A look inside Getz' AAA numbers this season shows some troubling home/road splits. All of his career high 11 home runs came inside the small ball park at Charlotte, and he entered the '08 season with just 6 homers in his minor league career. He didn't show any platoon split in the minors, but it wouldn't be a bad idea to keep Juan Uribe around just in case he has trouble with major league lefties, or gets off to a slow start, or struggles defensively.

Getz was a teammate of Richard's at Michigan, and was taken 4 rounds ahead of him in the '05 draft. It was actually the second time the Sox had drafted Getz; he signed with Wake Forest out of high school before transferring to Michigan and being redrafted by the Sox.

Jack Egbert -- In truth, Egbert does not belong in this category.
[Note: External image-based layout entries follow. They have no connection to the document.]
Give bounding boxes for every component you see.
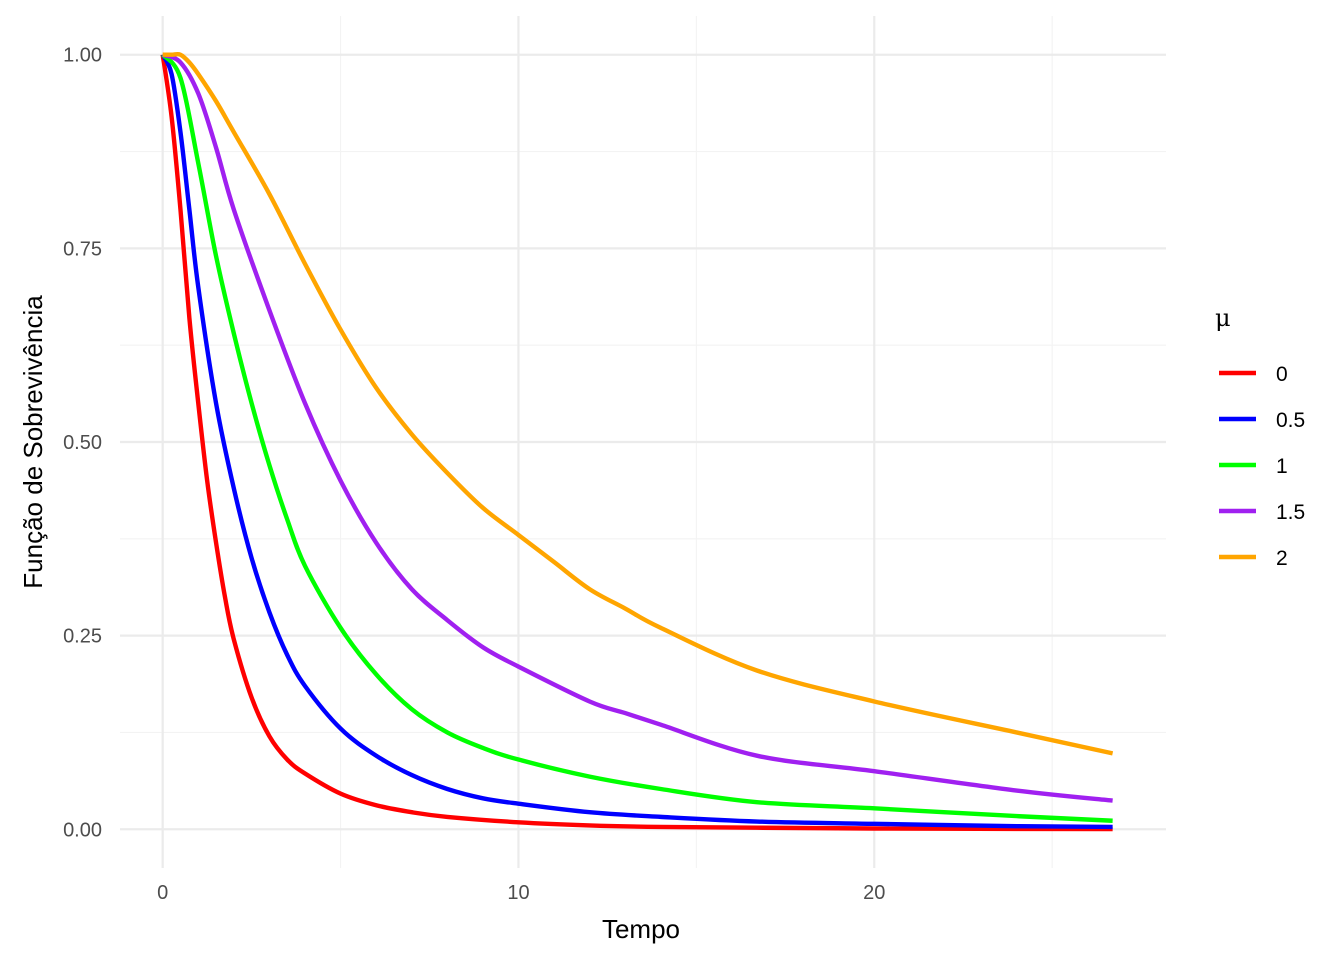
legend: 0 0.5 1 1.5 2 [1219,363,1305,570]
series-lines [160,51,1114,832]
y-tick-label: 0.00 [63,819,102,841]
legend-title: μ [1215,304,1231,332]
series-line-1-5 [161,52,1113,803]
y-axis-ticks: 0.00 0.25 0.50 0.75 1.00 [63,45,102,842]
legend-label: 1.5 [1276,501,1305,524]
series-line-1 [160,53,1113,823]
legend-label: 1 [1276,455,1288,478]
x-axis-ticks: 0 10 20 [157,882,885,904]
x-tick-label: 10 [507,882,529,904]
series-line-0 [160,54,1113,832]
y-axis-title: Função de Sobrevivência [18,295,48,589]
legend-label: 0 [1276,363,1288,386]
x-tick-label: 0 [157,882,168,904]
y-tick-label: 0.25 [63,626,102,648]
legend-label: 2 [1276,547,1288,570]
legend-label: 0.5 [1276,409,1305,432]
x-axis-title: Tempo [602,914,680,944]
y-tick-label: 1.00 [63,45,102,67]
y-tick-label: 0.50 [63,432,102,454]
y-tick-label: 0.75 [63,238,102,260]
series-line-2 [162,51,1114,756]
grid [120,16,1166,868]
series-line-0-5 [160,53,1113,830]
x-tick-label: 20 [863,882,885,904]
He did last year based on the inhuman HR suppression skills he demonstrated over two seasons, but he got touched up a bit in Charlotte's small ball park this season. Perhaps it was just the small dimensions (345' in the power alleys), perhaps it was some lingering elbow soreness that delayed the start of his season. Whatever it was, it's clear that Egbert fell down the Sox depth charts. As they desperately searched for competent bullpen help and a 5th starter, Egbert remained in Charlotte while Lance Broadway, Ehren Wasserman, and Horacio Ramirez helped the Sox put together the worst bullpen in baseball over the season's final two months.

Personally, I still believe that Egbert can (and will) be a successful major league pitcher. True, his stuff is nothing to write home about. But, he's got that funky hitch in his delivery, has a good changeup, and only one of his HR allowed came away from the castle. If he's still with the Sox in '09, I'd expect to see him improve on his '08 numbers in Charlotte, and move him back into the Why Hasn't This Guy Gotten A Shot? category.

Unfortunately for the Sox, a prospect like Egbert has little-to-no value on the trade market until he is able to prove himself against major league competition. And the only way to do that is by finally getting a legit shot. Egbert seems a bit like a guy the San Diego Padres might like; Kevin Towers because he fits into his mode for building a bullpen, and Paul DePodesta because of his good-to-excellent peripherals over the last three seasons. Otherwise, it's an extremely limited trade market for Egbert, with only a low-budget team like the Nationals figuring to even give him a second look.

I spent much of this post talking about peripherals and K/BB ratios because, aside from age and strong scouting report, it's the best indicator of future major league success or failure.